Cabinet spent billions on electric transit buses without any data on how they perform in winter months, records show. Managers said they had “not been made aware” of any problems since then-Environment Minister Catherine McKenna launched the subsidy program in 2021: “It is another step forward for smart public transit funding.”
Senators yesterday warned the Department of Finance they will seek to split unwieldy omnibus budget bills. Cabinet last came close to losing a split bill on a tie vote in 2017: “The 1994 Budget Implementation Act was only 24 pages long whereas recent bills routinely exceeded 600 pages.”
Federal New Democrats face a “hard road” in recovering from the disastrous 2025 election, four-term MP Jenny Kwan (Vancouver East) yesterday told reporters. The Party selects a new leader Sunday: “I’m not going to pretend that it’s going to be a cakewalk.”
Taxpayers are owed details of specific steps cabinet will take to save the post office, members of the Senate national finance committee said yesterday. Senators complained of little tangible action since cabinet months ago promised “structural reforms.”

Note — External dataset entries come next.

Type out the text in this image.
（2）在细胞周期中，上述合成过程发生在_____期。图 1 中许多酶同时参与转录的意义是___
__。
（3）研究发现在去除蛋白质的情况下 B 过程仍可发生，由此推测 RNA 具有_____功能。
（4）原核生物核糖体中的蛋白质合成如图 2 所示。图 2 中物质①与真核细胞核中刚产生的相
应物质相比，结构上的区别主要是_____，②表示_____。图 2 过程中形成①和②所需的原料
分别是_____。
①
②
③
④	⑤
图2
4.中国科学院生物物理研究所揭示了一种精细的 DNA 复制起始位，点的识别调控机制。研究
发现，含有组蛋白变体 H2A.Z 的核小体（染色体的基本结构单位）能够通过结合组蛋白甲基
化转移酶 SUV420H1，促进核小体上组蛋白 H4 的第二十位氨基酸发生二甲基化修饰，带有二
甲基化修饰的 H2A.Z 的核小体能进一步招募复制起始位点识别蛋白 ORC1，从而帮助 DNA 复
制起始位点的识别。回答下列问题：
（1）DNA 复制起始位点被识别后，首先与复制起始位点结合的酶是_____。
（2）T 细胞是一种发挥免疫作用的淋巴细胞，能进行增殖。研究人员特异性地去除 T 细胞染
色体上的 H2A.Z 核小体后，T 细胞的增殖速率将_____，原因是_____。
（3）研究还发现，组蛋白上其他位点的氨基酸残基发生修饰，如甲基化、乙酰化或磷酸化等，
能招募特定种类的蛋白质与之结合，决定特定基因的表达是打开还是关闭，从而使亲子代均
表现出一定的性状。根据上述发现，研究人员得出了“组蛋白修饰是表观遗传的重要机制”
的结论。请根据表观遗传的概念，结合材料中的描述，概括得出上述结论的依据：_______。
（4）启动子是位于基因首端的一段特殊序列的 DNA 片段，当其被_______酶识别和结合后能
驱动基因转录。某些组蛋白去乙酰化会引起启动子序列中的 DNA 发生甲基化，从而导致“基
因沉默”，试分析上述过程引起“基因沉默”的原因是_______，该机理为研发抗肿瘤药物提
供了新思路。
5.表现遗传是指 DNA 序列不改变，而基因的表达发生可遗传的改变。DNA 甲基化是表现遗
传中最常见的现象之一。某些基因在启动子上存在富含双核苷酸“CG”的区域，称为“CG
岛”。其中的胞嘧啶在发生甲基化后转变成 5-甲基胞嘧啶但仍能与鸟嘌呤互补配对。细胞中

Immigration Minister Lena Diab yesterday denied responsibility for an audit that found her department was indifferent to known cases of fraud by foreign students. “We are doing our job,” she told the Commons immigration committee.
Opposition members yesterday challenged the Department of Immigration to account for policies that cost Canadians’ jobs. “The unemployment rate for students is at 18 percent,” Conservative MP Vincent Neil Ho (Richmond Hill South, Ont.) told the Commons immigration committee.
An error by an anonymous clerk is to blame for records showing Prime Minister Mark Carney was untruthful with reporters when discussing his private meetings with Chinese Communist leaders, the Commons was told yesterday. The MP who uncovered the fact said Carney keeps “trying to change his story.”